Ex-Landeshauptmann Christopher Drexler (ÖVP) hatte die Situation in Graz im 20. Juli 2022 in einem Interview mit den "Salzburger Nachrichten" so beschrieben: "Die Müllabfuhr fährt, die Straßenbahnen auch, im Wesentlichen funktioniert diese Stadt." Drexler wie auch Politikforscher hatten stets betont, dass einige Jahre für gravierende Veränderungen zu wenig seien. So scheint es wohl in den vergangenen vier Jahren gewesen zu sein: Kahr und die KPÖ bzw. die Rathauskoalition arbeiteten mit ruhiger Hand ihre Anliegen ab - kommunaler Wohnbau, öffentlicher Verkehr, Grünraum, Soziales - mit immer stärker wehendem Gegenwind durch die nach rechts rückende große politische Lage und geringer werdende Mittel.
Verbindendes Stadtoberhaupt
Kritik lässt Kahr für gewöhnlich freundlich und ruhig argumentierend an sich abperlen, auch wenn die Antworten nicht die Neugier der Fragesteller befriedigen. Dies reicht von Fragen zu ihrer Überzeugung als Marxistin, ihrer Haltung zu Militär und Nachrüstung sowie Putins Politik gegenüber der Ukraine und Europa. Überregionale Medien hatten immer wieder die Frage gestellt, wie Kahr und ihre Grazer KPÖ denn zu Verbrechen kommunistischer Parteien weltweit seit 1917 stünden. Die von manchen politischen Gegnern erwarteten großen Ausrutscher Kahrs hatte es in ihrer Amtszeit jedenfalls nicht gegeben. Im Gegenteil, durch ihre nicht groß vor sich hergetragene Art des Verbindenden wurde und wird ihr Respekt entgegengebracht, etwa wegen ihres Auftretens nach den Schüssen an einer Grazer Schule mit 10 Todesopfern und 11 Verletzten. Politische Angriffe gegen ihre Person sind in den vergangenen vier Jahren zusehends weniger geworden, vor allem die ÖVP konzentrierte sich vermehrt auf die Grüne Vizebürgermeisterin Judith Schwentner wegen deren Verkehrspolitik.

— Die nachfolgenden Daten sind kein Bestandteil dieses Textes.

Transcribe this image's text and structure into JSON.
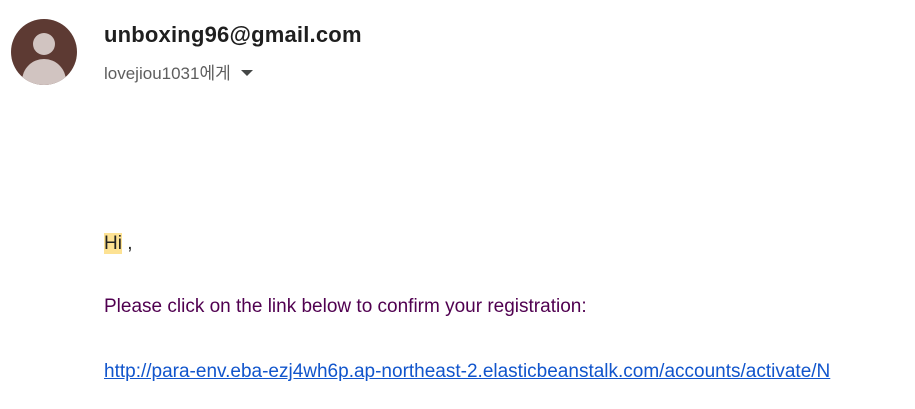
{
  "email": {
    "sender": "unboxing96@gmail.com",
    "recipient": "lovejiou1031에게",
    "recipient_menu_icon": "caret-down-icon",
    "avatar_icon": "default-person-avatar",
    "avatar_color": "#5d3a33"
  },
  "body": {
    "greeting_word": "Hi",
    "greeting_punct": " ,",
    "highlight_color": "#fde293",
    "message": "Please click on the link below to confirm your registration:",
    "message_color": "#500050",
    "link": "http://para-env.eba-ezj4wh6p.ap-northeast-2.elasticbeanstalk.com/accounts/activate/N",
    "link_color": "#1155cc"
  }
}
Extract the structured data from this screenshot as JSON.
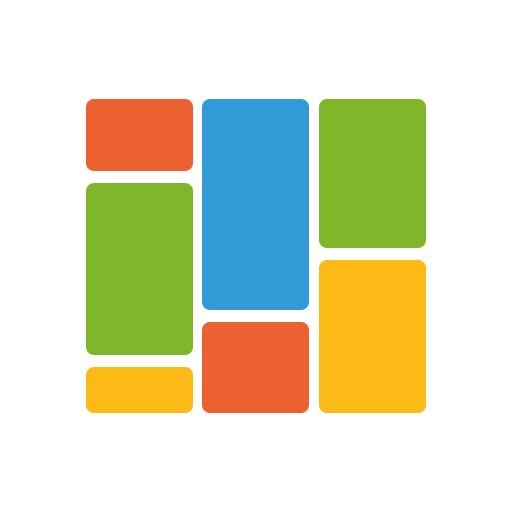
{
  "tiles": [
    {
      "id": "col1-top",
      "color": "#EB6130"
    },
    {
      "id": "col1-middle",
      "color": "#80B72A"
    },
    {
      "id": "col1-bottom",
      "color": "#FBBA16"
    },
    {
      "id": "col2-top",
      "color": "#329BD7"
    },
    {
      "id": "col2-bottom",
      "color": "#EB6130"
    },
    {
      "id": "col3-top",
      "color": "#80B72A"
    },
    {
      "id": "col3-bottom",
      "color": "#FBBA16"
    }
  ],
  "icon": "colored-tiles-grid-icon"
}
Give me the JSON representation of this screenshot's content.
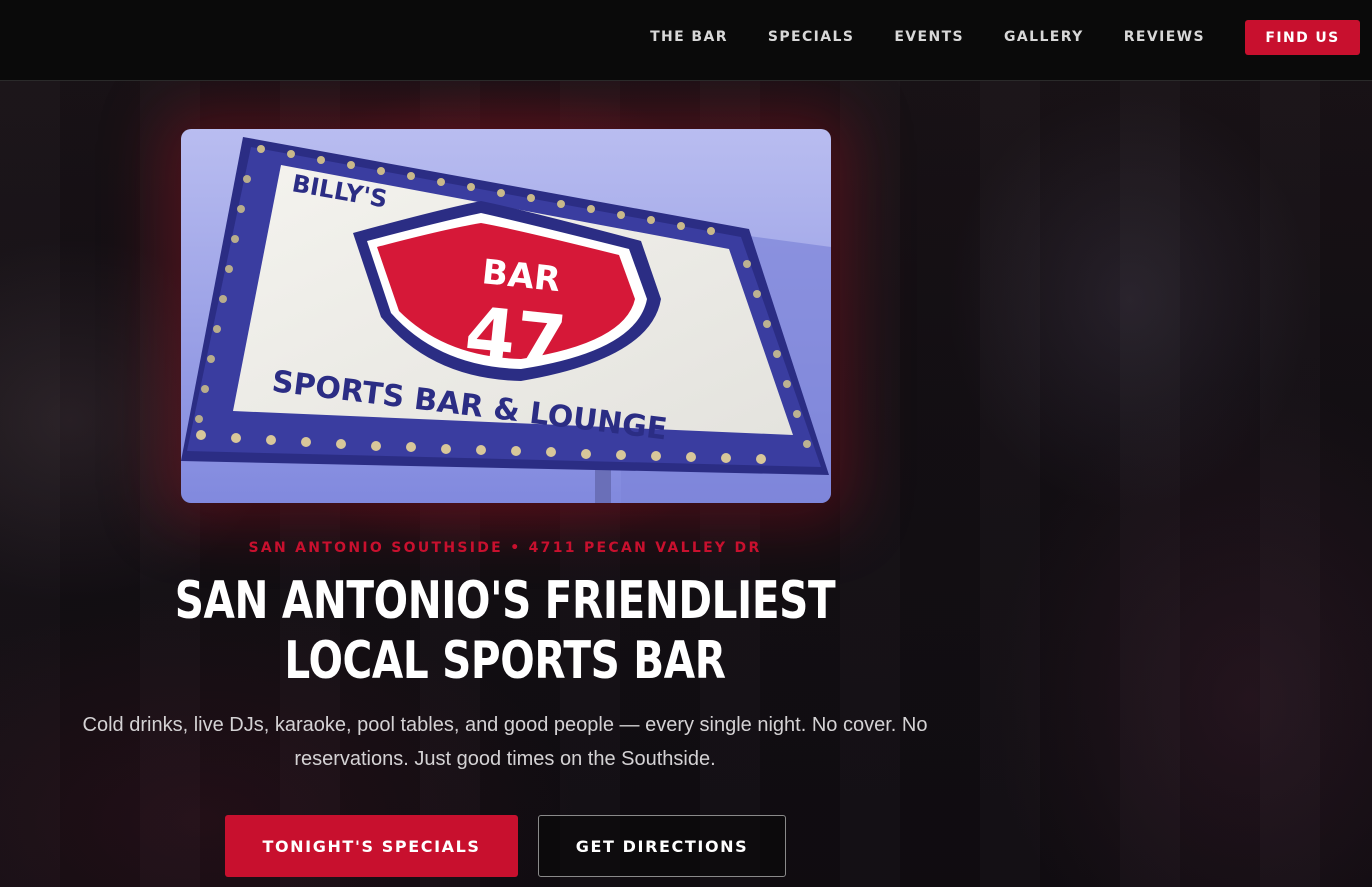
{
  "nav": {
    "links": [
      "THE BAR",
      "SPECIALS",
      "EVENTS",
      "GALLERY",
      "REVIEWS"
    ],
    "cta": "FIND US"
  },
  "hero": {
    "sign": {
      "top_text": "BILLY'S",
      "badge_word": "BAR",
      "badge_number": "47",
      "bottom_text": "SPORTS BAR & LOUNGE"
    },
    "kicker": "SAN ANTONIO SOUTHSIDE • 4711 PECAN VALLEY DR",
    "headline_line1": "SAN ANTONIO'S FRIENDLIEST",
    "headline_line2": "LOCAL SPORTS BAR",
    "subtext": "Cold drinks, live DJs, karaoke, pool tables, and good people — every single night. No cover. No reservations. Just good times on the Southside.",
    "primary_button": "TONIGHT'S SPECIALS",
    "secondary_button": "GET DIRECTIONS"
  },
  "colors": {
    "accent": "#c8102e",
    "nav_bg": "#0a0a0a",
    "page_bg": "#120d12",
    "sign_blue": "#2d2f8a",
    "sky": "#8f97e6"
  }
}
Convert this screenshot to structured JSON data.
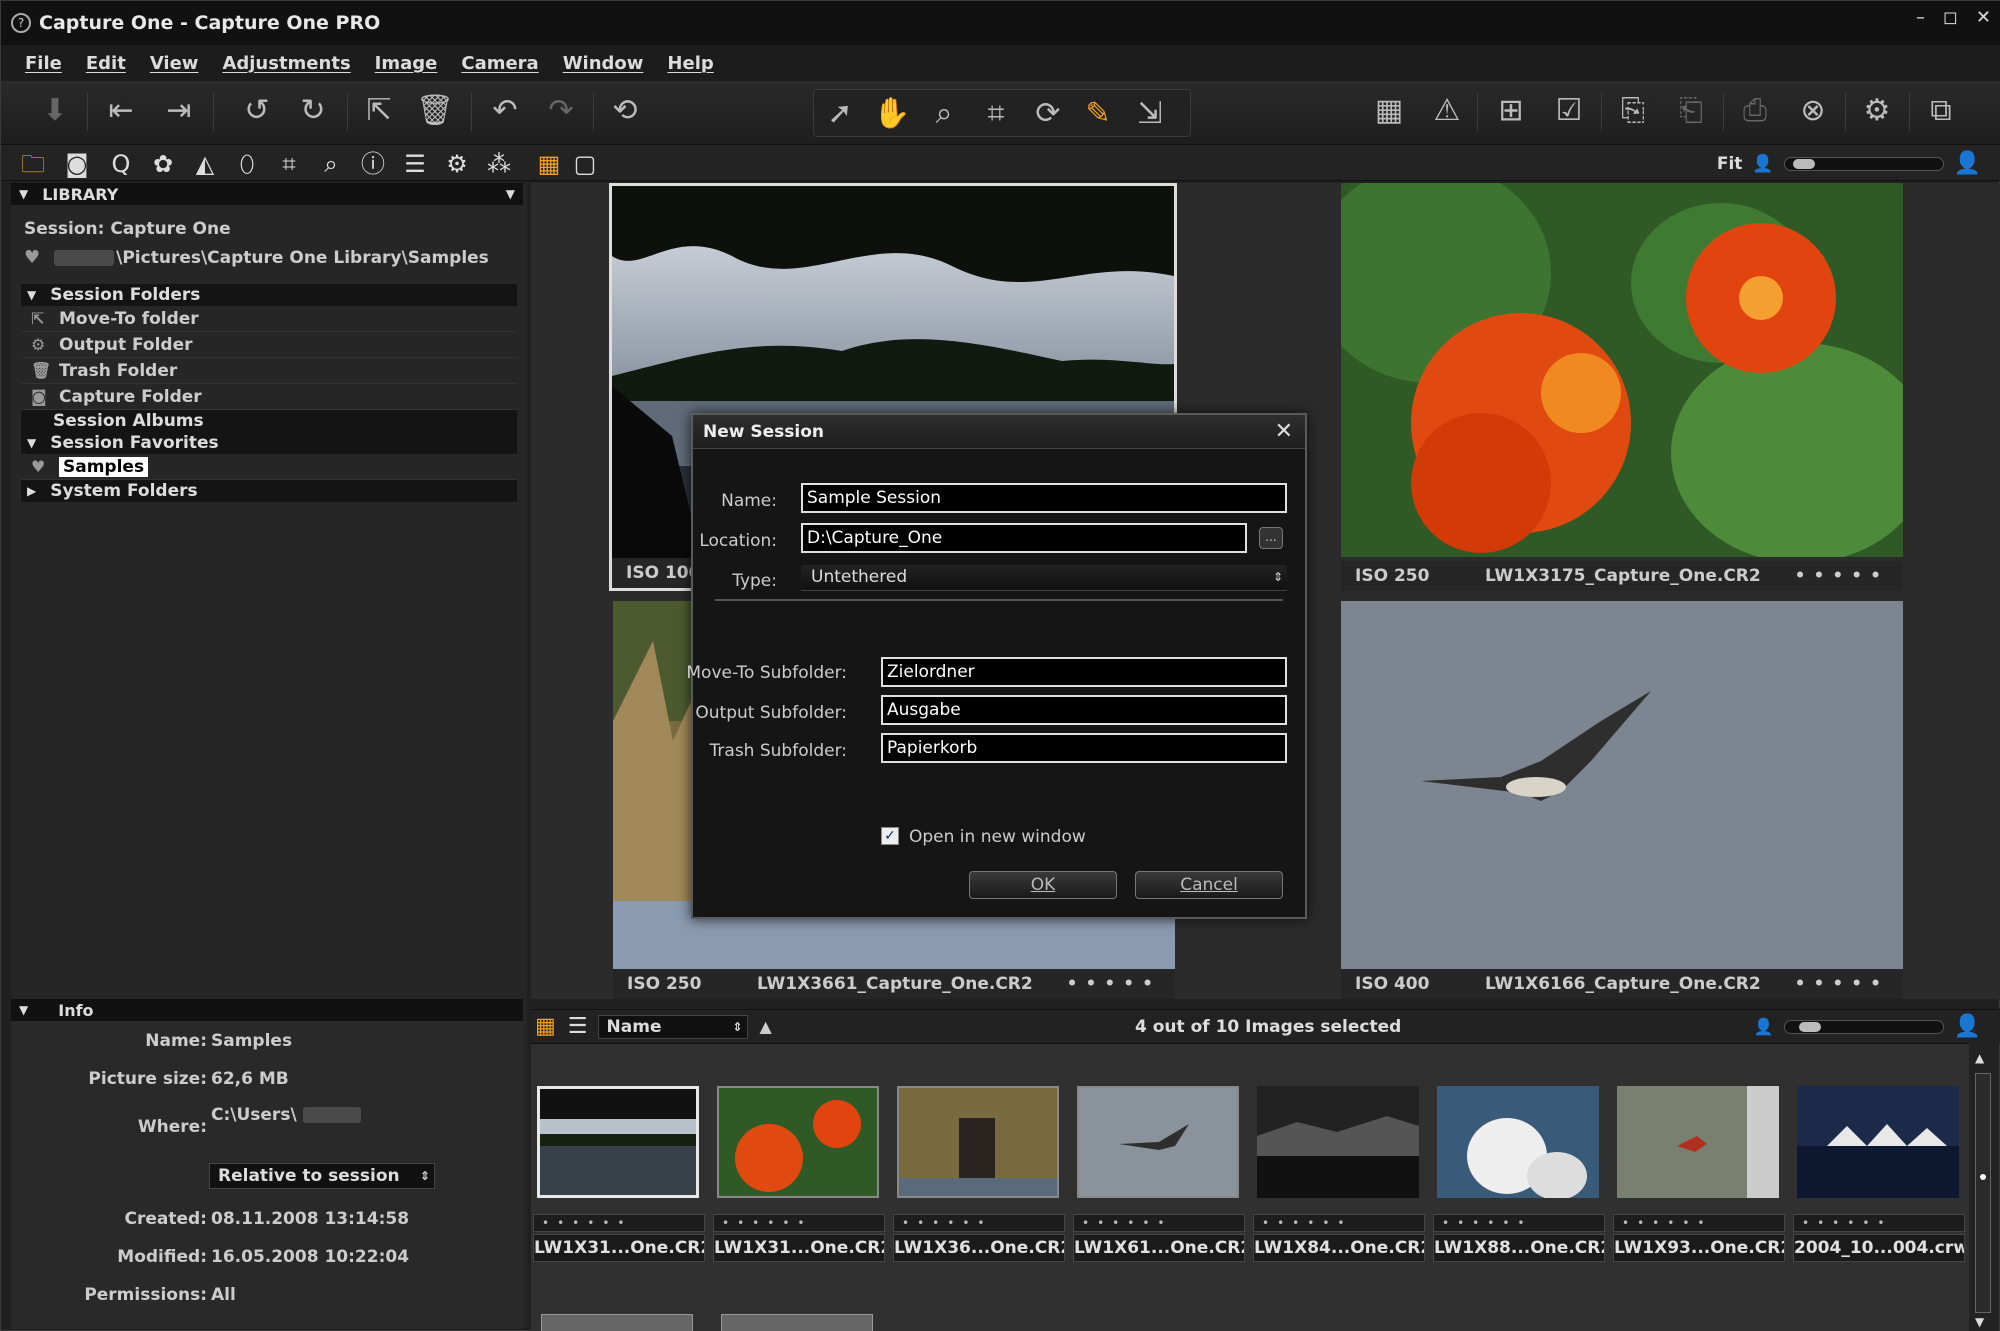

Mit drei Jahren wurde sie adoptiert
Die im Alter von drei Jahren adoptierte Grazerin Kahr (geb. 2. November 1961) war als Sekretärin in der Kontrollbank beschäftigt, machte nebenbei die Abendhandelsakademie und ist seit fast 30 Jahren Parteimitglied. Die Grazerin lebt seit 1988 in einer Lebensgemeinschaft mit dem früheren KPÖ-Landesparteivorsitzenden Franz-Stephan Parteder und hat einen erwachsenen Sohn. In den Gemeinderat zog Kahr 1993 ein, 1998 übernahm sie die Führung im KPÖ-Klub. In den Jahren 2003 bis 2004 bekleidete sie den Posten einer stellvertretenden Bundesvorsitzenden der KPÖ.